The IKK complex is composed of at least IKK-alpha , IKK-beta , and IKK-gamma /Nemo subunits and a scaffolding protein named IKK complex-associated protein (IKAP) (102). Differences are seen in the roles of the IKK complex proteins from in vitro studies compared with in vivo studies. In vitro studies suggest that all of the IKK complex proteins are critical in mediating/controlling cytokine-induced Ikappa B phosphorylation (23, 81, 96, 128, 134). However, recent findings using gene deletion technology provide a different picture regarding the contribution of each kinase in NF-kappa B activation in vivo (78). From these studies, it appears that IKK-beta , but not IKK-alpha , mediates cytokine-induced NF-kappa B activation (74), whereas the role of IKK-alpha in vivo seems to be restricted to transmitting signals involved in skeletal development (51, 115). These results suggest that strategies aimed at manipulating the cytokine inflammatory cascade during inflammation should target IKK-beta rather than IKK-alpha .

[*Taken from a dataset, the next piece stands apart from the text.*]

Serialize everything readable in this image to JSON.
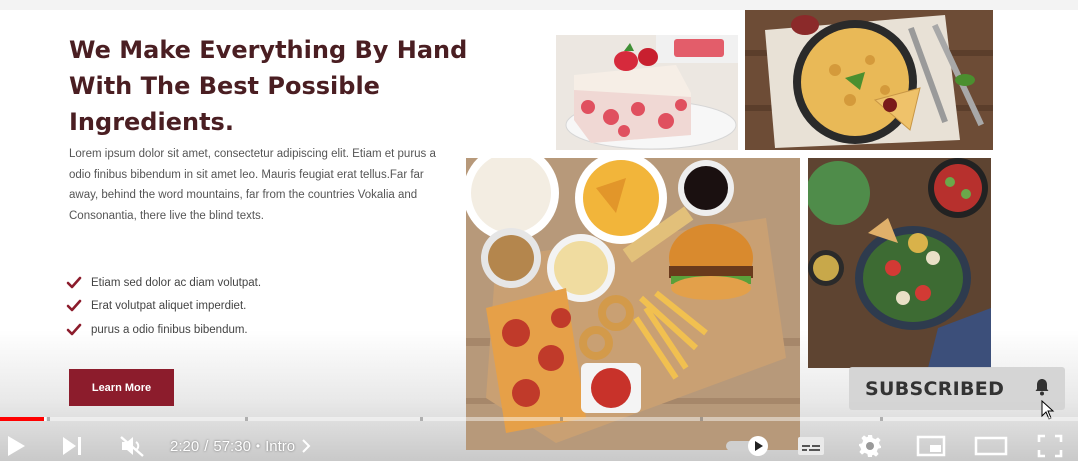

Another question concerns which upstream kinase mediates cytokine-inducible NF-kappa B activation in vivo. A puzzling observation is that IKK-beta kinase activity is preferentially activated by the mitogen-activated protein kinase kinase kinase-1 (MEKK-1), whereas the NF-kappa B-inducing kinase NIK has a higher affinity for IKK-alpha (83, 85). Gene deletion experiments with MEKK-1 and NIK would help clarify the physiological contribution of each kinase in cytokine-induced NF-kappa B activation. Interestingly, adenoviral-mediated delivery of a constitutively active NIK (Ad5NIK) strongly induces Ikappa B phosphorylation/degradation, NF-kappa B activation, and IL-8 secretion in Caco-2 cells (64). This result suggests that NIK activates the critical IKKbeta subunit responsible for NF-kappa B induction.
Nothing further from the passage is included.